Внезапно он заметил знакомую фигуру. Рыжие кудри под серой кепкой, большой нос – сомнений быть не может!

– Клюквин! – закричал Климов, обрадовавшись случайной встрече.

От неожиданности тот вздрогнул и, сойдя с тротуара, угодил в большую лужу.

– Привет! А я к Полине! У нее Татьяна с Машей!

– Да, они там, – улыбнулся Климов. – Я как раз оттуда. Приходил попрощаться.

– Уезжаешь? Далеко? – спросил Клюквин.

– Да, брат! Дальше, чем за океан, – сказал Климов. – Зайдем в кафе, посидим?

Клюквин с готовностью согласился:

– Давай, я тут знаю хорошее место.

«Хорошее место» находилось неподалеку и напоминало простую рюмочную. В заведении пахло пивом и рыбой.

– Скажи, старик, а ты бы хотел уехать куда-нибудь? – спросил Климов.

Подобный вопрос даже испугал Клюквина. Он недоуменно вытаращил глаза.

– Ты что? Куда ехать-то? А потом у меня ребята! Куда я от них?

Климов понял, о чем говорит Клюквин, поскольку знал, что тот каждые выходные ездит с гостинцами в детский интернат, где когда-то воспитывался сам.

– Я там к одному мальчонке привязался, – расплылся в улыбке Юра. – Хороший такой пацан, рыженький, как я, улыбчивый! Тоже Юрой зовут. Привык я к нему. Думал взять к себе на воспитание. А что? Мы бы с ним жили душа в душу. Пошел к директорше, так, мол, и так, давайте пацана усыновлю. Какое там! Она засмеялась, сказала, что меня самого усыновлять впору. В общем, не дали! Жаль…

– Ты бы женился! С женой, наверное, дали бы!

– Да ведь я ее одну люблю! – грустно сказал Клюквин.

– Кого? – удивился Климов. Ему как-то и в голову не приходило, что Клюквин может любить женщину.

– Ее! Татьяну Басманову.

– Татьяну? – ахнул Климов.

– А чего ты так удивился? Наверное, думаешь: как такой дурак может мечтать о такой женщине? Да я и не мечтаю, я ведь все-таки дурак, а не идиот! Сам понимаю, что Татьяна не для меня. Она как… Звезда! Разумеешь?

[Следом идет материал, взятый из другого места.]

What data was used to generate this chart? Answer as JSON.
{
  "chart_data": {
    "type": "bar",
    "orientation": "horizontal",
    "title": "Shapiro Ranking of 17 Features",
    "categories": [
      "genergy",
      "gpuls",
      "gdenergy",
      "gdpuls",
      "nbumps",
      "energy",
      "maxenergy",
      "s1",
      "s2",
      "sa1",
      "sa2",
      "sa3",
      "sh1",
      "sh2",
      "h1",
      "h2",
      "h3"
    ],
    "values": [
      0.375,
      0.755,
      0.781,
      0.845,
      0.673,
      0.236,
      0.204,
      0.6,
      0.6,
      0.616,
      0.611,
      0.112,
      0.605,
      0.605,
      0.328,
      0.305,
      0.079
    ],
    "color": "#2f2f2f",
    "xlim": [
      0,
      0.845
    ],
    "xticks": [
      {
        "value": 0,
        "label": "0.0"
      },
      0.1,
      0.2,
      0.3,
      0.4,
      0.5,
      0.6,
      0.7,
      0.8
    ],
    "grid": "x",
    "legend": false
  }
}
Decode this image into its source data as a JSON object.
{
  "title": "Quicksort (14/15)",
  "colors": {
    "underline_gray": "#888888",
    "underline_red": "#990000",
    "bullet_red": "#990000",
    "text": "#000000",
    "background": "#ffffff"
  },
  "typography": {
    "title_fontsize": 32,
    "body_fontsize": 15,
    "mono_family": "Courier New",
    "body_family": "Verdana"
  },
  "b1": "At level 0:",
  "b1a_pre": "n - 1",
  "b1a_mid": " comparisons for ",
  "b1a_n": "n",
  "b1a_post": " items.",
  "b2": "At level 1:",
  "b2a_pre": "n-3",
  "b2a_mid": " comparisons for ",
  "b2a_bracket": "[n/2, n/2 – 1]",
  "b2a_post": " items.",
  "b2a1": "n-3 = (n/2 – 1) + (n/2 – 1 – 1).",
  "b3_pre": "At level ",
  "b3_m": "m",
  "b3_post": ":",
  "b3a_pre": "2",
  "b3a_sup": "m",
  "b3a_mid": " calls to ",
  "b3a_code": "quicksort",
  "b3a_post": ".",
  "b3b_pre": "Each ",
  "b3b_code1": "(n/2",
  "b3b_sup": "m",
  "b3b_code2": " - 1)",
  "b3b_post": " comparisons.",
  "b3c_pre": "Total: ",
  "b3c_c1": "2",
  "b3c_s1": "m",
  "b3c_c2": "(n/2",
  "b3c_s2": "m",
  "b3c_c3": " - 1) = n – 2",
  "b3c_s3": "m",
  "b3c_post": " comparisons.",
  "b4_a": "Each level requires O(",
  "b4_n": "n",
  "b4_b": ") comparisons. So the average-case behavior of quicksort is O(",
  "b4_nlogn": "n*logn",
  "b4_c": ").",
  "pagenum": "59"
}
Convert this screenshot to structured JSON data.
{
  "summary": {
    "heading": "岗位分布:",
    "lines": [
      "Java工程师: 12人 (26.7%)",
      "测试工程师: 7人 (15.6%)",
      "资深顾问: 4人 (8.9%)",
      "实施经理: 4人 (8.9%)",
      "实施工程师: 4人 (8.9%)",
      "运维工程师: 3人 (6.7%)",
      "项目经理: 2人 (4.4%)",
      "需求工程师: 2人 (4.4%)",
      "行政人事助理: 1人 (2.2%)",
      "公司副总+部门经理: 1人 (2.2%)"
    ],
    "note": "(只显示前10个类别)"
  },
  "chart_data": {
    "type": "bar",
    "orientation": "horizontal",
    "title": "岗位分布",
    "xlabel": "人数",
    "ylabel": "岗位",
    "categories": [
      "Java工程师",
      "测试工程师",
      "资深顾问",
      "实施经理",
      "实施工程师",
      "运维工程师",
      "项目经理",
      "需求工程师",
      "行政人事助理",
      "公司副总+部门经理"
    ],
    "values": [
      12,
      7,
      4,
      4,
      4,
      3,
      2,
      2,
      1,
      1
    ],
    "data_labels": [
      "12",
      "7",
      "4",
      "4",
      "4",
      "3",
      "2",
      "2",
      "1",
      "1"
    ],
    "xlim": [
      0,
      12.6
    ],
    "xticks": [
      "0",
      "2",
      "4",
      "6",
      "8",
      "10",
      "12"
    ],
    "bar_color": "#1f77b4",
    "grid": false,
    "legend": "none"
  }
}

– Очень даже, – смутился Климов.

– Я ее давно люблю. Наверное, всю жизнь. Только дело известное – негоже «со свиным рылом в калашный ряд»! Но мне ничего не надо, я вот приду, просто посмотрю на нее, и так светло, хорошо на душе становится, что это и есть счастье! Бывает так?

– В жизни все бывает! – Климов пожал плечами.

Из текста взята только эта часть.